BRIEF DESCRIPTION OF THE DRAWINGS FIG. 1 is a block diagram showing the gist of the present invention. FIG. 2 is a block diagram showing a schematic configuration of an embodiment of the present invention. FIG. 3 is a flowchart showing a main routine of a control operation of the embodiment. FIG. 4 is a flowchart showing a routine of air blowing control of the embodiment.
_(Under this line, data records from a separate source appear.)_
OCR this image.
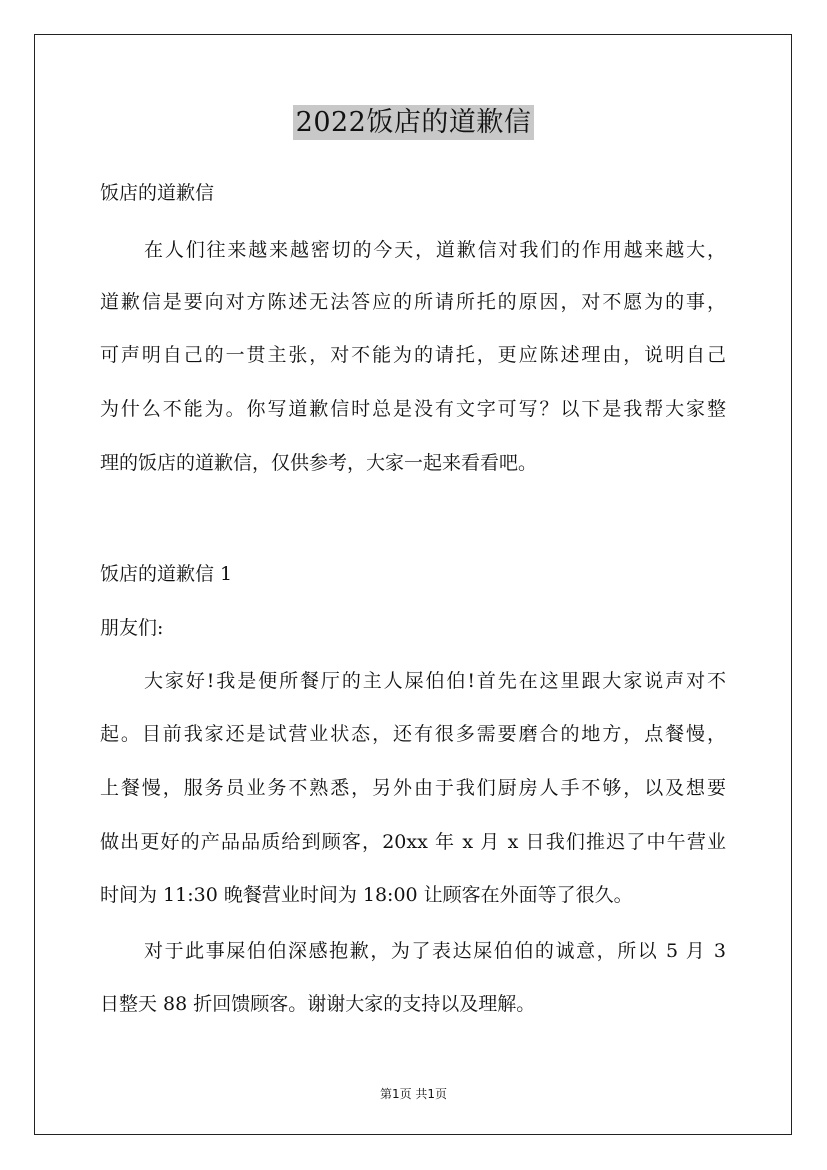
2022饭店的道歉信
饭店的道歉信
在人们往来越来越密切的今天，道歉信对我们的作用越来越大，
道歉信是要向对方陈述无法答应的所请所托的原因，对不愿为的事，
可声明自己的一贯主张，对不能为的请托，更应陈述理由，说明自己
为什么不能为。你写道歉信时总是没有文字可写？以下是我帮大家整
理的饭店的道歉信，仅供参考，大家一起来看看吧。
饭店的道歉信 1
朋友们:
大家好!我是便所餐厅的主人屎伯伯!首先在这里跟大家说声对不
起。目前我家还是试营业状态，还有很多需要磨合的地方，点餐慢，
上餐慢，服务员业务不熟悉，另外由于我们厨房人手不够，以及想要
做出更好的产品品质给到顾客，20xx 年 x 月 x 日我们推迟了中午营业
时间为 11:30 晚餐营业时间为 18:00 让顾客在外面等了很久。
对于此事屎伯伯深感抱歉，为了表达屎伯伯的诚意，所以 5 月 3
日整天 88 折回馈顾客。谢谢大家的支持以及理解。
第1页 共1页
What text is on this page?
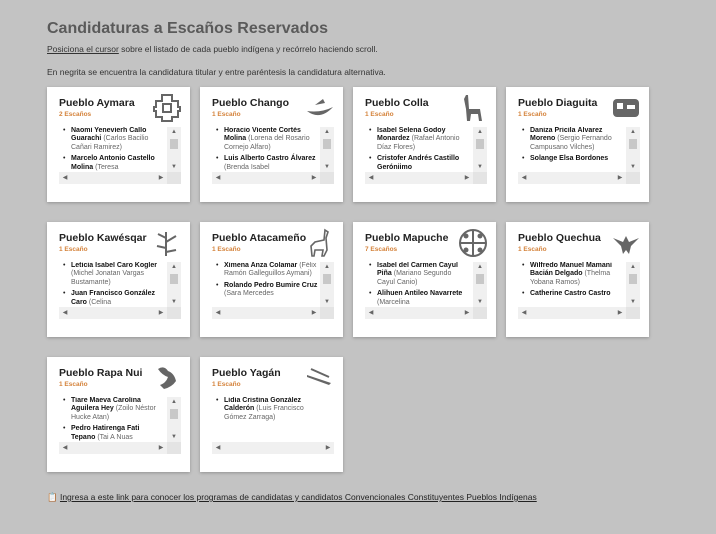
Candidaturas a Escaños Reservados
Posiciona el cursor sobre el listado de cada pueblo indígena y recórrelo haciendo scroll.
En negrita se encuentra la candidatura titular y entre paréntesis la candidatura alternativa.
Pueblo Aymara
2 Escaños
• Naomi Yenevierh Callo Guarachi (Carlos Bacilio Cañari Ramirez)
• Marcelo Antonio Castello Molina (Teresa
▲
▼
◀	▶
Pueblo Chango
1 Escaño
• Horacio Vicente Cortés Molina (Lorena del Rosario Cornejo Alfaro)
• Luis Alberto Castro Álvarez (Brenda Isabel
▲
▼
◀	▶
Pueblo Colla
1 Escaño
• Isabel Selena Godoy Monardez (Rafael Antonio Díaz Flores)
• Cristofer Andrés Castillo Geróniimo
▲
▼
◀	▶
Pueblo Diaguita
1 Escaño
• Daniza Pricila Álvarez Moreno (Sergio Fernando Campusano Vilches)
• Solange Elsa Bordones
▲
▼
◀	▶
Pueblo Kawésqar
1 Escaño
• Leticia Isabel Caro Kogler (Michel Jonatan Vargas Bustamante)
• Juan Francisco González Caro (Celina
▲
▼
◀	▶
Pueblo Atacameño
1 Escaño
• Ximena Anza Colamar (Félix Ramón Galleguillos Aymani)
• Rolando Pedro Bumire Cruz (Sara Mercedes
▲
▼
◀	▶
Pueblo Mapuche
7 Escaños
• Isabel del Carmen Cayul Piña (Mariano Segundo Cayul Canio)
• Alihuen Antileo Navarrete (Marcelina
▲
▼
◀	▶
Pueblo Quechua
1 Escaño
• Wilfredo Manuel Mamani Bacián Delgado (Thelma Yobana Ramos)
• Catherine Castro Castro
▲
▼
◀	▶
Pueblo Rapa Nui
1 Escaño
• Tiare Maeva Carolina Aguilera Hey (Zoilo Néstor Hucke Atan)
• Pedro Hatirenga Fati Tepano (Tai A Nuas
▲
▼
◀	▶
Pueblo Yagán
1 Escaño
• Lidia Cristina González Calderón (Luis Francisco Gómez Zarraga)
◀	▶
📋 Ingresa a este link para conocer los programas de candidatas y candidatos Convencionales Constituyentes Pueblos Indígenas
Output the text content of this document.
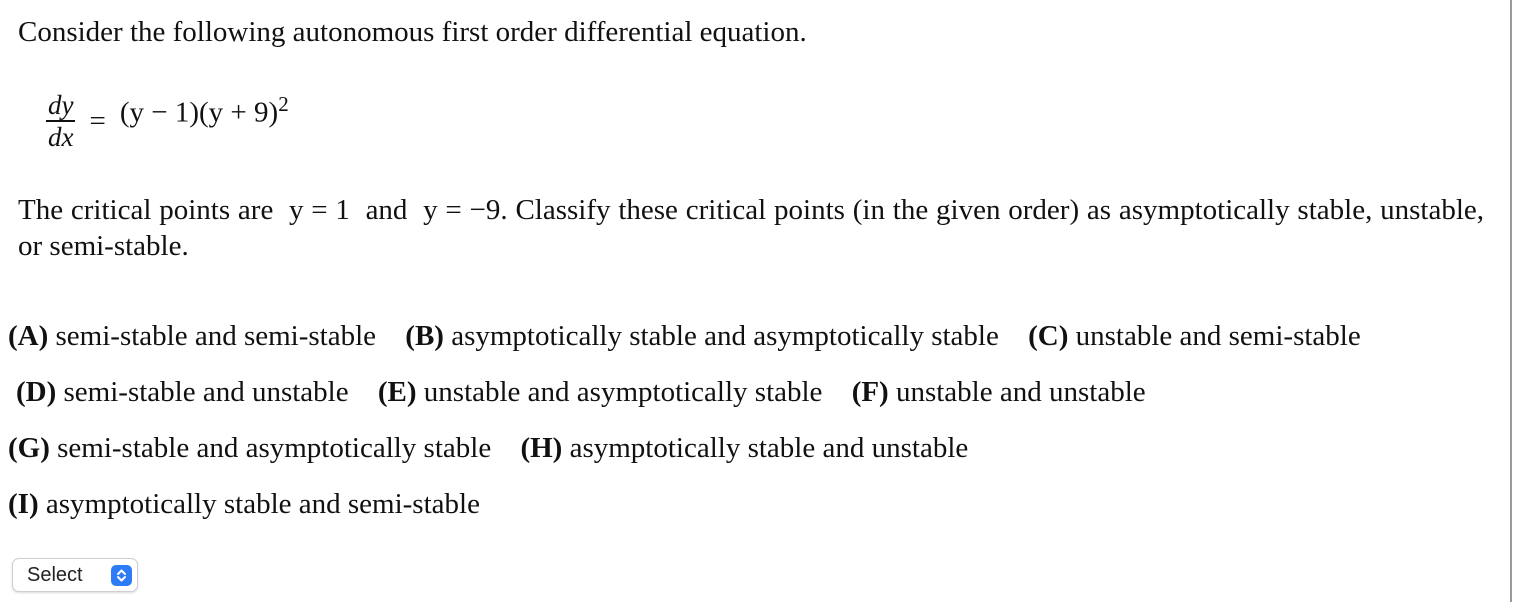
Consider the following autonomous first order differential equation.
$\frac{dy}{dx} = (y - 1)(y + 9)^2$
The critical points are y = 1 and y = −9. Classify these critical points (in the given order) as asymptotically stable, unstable, or semi-stable.
(A) semi-stable and semi-stable (B) asymptotically stable and asymptotically stable (C) unstable and semi-stable
(D) semi-stable and unstable (E) unstable and asymptotically stable (F) unstable and unstable
(G) semi-stable and asymptotically stable (H) asymptotically stable and unstable
(I) asymptotically stable and semi-stable
Select
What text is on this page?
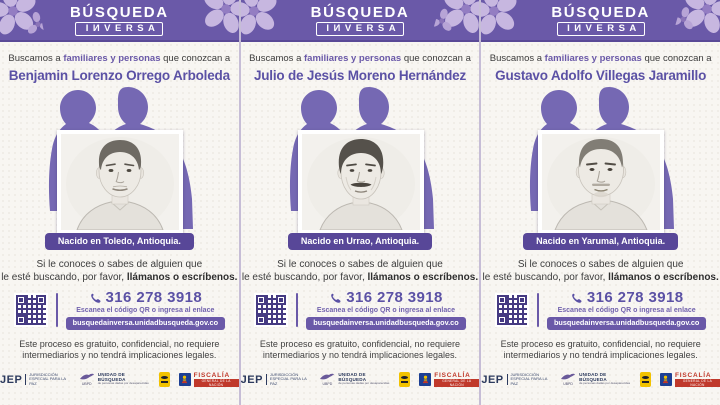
BÚSQUEDA
IИVERSA

Buscamos a familiares y personas que conozcan a

Benjamin Lorenzo Orrego Arboleda
Nacido en Toledo, Antioquia.

Si le conoces o sabes de alguien que
le esté buscando, por favor, llámanos o escríbenos.

316 278 3918
Escanea el código QR o ingresa al enlace
busquedainversa.unidadbusqueda.gov.co

Este proceso es gratuito, confidencial, no requiere
intermediarios y no tendrá implicaciones legales.

JEP JURISDICCIÓN
ESPECIAL PARA LA PAZ	UBPD
UNIDAD DE BÚSQUEDA
de personas dadas por desaparecidas
FISCALÍA
GENERAL DE LA NACIÓN
BÚSQUEDA
IИVERSA

Buscamos a familiares y personas que conozcan a

Julio de Jesús Moreno Hernández
Nacido en Urrao, Antioquia.

Si le conoces o sabes de alguien que
le esté buscando, por favor, llámanos o escríbenos.

316 278 3918
Escanea el código QR o ingresa al enlace
busquedainversa.unidadbusqueda.gov.co

Este proceso es gratuito, confidencial, no requiere
intermediarios y no tendrá implicaciones legales.

JEP JURISDICCIÓN
ESPECIAL PARA LA PAZ	UBPD
UNIDAD DE BÚSQUEDA
de personas dadas por desaparecidas
FISCALÍA
GENERAL DE LA NACIÓN
BÚSQUEDA
IИVERSA

Buscamos a familiares y personas que conozcan a

Gustavo Adolfo Villegas Jaramillo
Nacido en Yarumal, Antioquia.

Si le conoces o sabes de alguien que
le esté buscando, por favor, llámanos o escríbenos.

316 278 3918
Escanea el código QR o ingresa al enlace
busquedainversa.unidadbusqueda.gov.co

Este proceso es gratuito, confidencial, no requiere
intermediarios y no tendrá implicaciones legales.

JEP JURISDICCIÓN
ESPECIAL PARA LA PAZ	UBPD
UNIDAD DE BÚSQUEDA
de personas dadas por desaparecidas
FISCALÍA
GENERAL DE LA NACIÓN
FIG. 5 is a table showing rules of fuzzy inference executed in the airflow control of the embodiment. 6A and 6B show membership functions used in the above fuzzy inference, wherein FIG. 6A shows a membership function of an antecedent variable Bv (target airflow), and FIG. 6B shows an antecedent variable SA (operation of an air mix door). (C) is a membership function of the consequent variable ΔBv (air flow reduction amount). [Explanation of Signs] 1,10 Ventilation duct 2,18 Blower 3 Control door 4 Actuator 5 Target air flow rate calculating means 6 Control door operation speed detection means 7 Air flow reduction fuzzy inference means 8 Target air flow correction means 9 Blower control means 11 Intake doors 14a, 14b Mode door 20 Air mix door 30 Control unit

──────────────────────────────────────────────────続 き Continuation of the front page (56) References JP-A-4-103430 (JP, A) JP-A-57-147914 (JP, A) JP-A-1-289712 (JP, A) JP-A-4- 43115 (JP, A) JP-A-62-210114 (JP, A) JP-A-58-118008 (JP, U) JP-A-63-137016 (JP, U) JP-A-56-51618 (JP, U) 63-152707 (JP, U) (58) Field surveyed (Int. Cl. ⁷ , DB name) B60H 1/00 101

Claims (1)

(57) [Claims 1] A ventilation duct, a blower for generating an air flow for air conditioning in a vehicle in the ventilation duct, and a direction of the air flow provided in the ventilation duct is changed. In a vehicle air conditioner comprising a control door and an actuator for driving the control door, a means for calculating a target air flow rate of the blower, a means for detecting an operation speed of the control door, Means for fuzzy inference of the air flow reduction based on the output target air flow and the control door operating speed; target air flow correction means for correcting the target air flow based on the air flow reduction estimated by the means; And a blower control means for controlling the blower so as to attain a target air flow rate output by the means.